I can't say that I've ever heard the argument that a plan led to a famine therefore we should never make plans, when we have great counterexamples that not planning also led to famine. Feels like learning the wrong lesson here.

[edit] I also think it's worth pointing out that America's response to the Dust Bowl was the Farm Bill, which it could be argued is one of the largest-scale examples of central planning in history. It continues to this day, and is part of the reason Americans pay less as a share of their spending on food than any other country on earth.

People say everyone remembers the hits, nobody remembers the misses - but that is the opposite of true for government. Everyone remembers the misses, nobody thinks twice about the hits.

  • The Irish Potato Famine was a constructed starvation by England to Ireland. All of their real foodstuffs were being stolen by England to run world-level wars everywhere, and the Irish grew what they were permitted to. Potatoes.

    Then the disease hit.

Great leaders use human resources as resources, that's historically why they're great, acquire territory, build state capacity, both at expenditure of regenerating resources - lives. A few 5 year plans that traded a few million lives to save more millions later.

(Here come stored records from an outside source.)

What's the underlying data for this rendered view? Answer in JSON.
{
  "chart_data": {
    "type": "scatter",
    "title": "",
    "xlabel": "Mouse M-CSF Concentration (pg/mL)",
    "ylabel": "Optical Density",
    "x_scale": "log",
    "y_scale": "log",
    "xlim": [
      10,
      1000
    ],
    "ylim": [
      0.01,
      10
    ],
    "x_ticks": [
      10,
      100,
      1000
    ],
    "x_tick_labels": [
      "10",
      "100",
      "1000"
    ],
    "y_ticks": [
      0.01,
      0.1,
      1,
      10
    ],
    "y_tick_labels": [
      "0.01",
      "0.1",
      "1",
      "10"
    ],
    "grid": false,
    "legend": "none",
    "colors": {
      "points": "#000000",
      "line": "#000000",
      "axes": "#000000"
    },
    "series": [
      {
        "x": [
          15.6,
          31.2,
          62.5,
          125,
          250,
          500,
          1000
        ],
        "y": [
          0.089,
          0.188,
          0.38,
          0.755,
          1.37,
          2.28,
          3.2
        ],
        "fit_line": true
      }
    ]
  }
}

And by million we mean low single digit percent, i.e. historic rounding error that isn't remarkable nor worth the fixation except by muh liberal value types.

There's a reason there was persistent Chinese famines before GLF, and none after, because early industrial policies sorted out land resource management via massive rural mobilization/infra/industrial efforts, i.e. why PRC industrialization % and lifespan was vastly higher than developing peers in 70s... that's all because GLF broadly worked, adding about cumulative 200 milliion lives in terms of extended lifespan and likely ~100m+ in terms of averted famine deaths. Most historically competent Chinese leadership is return to farseeing utilitarianism, willing to trade lives for progress, which always sucks for the people during time of upheaval, but ultimately net good.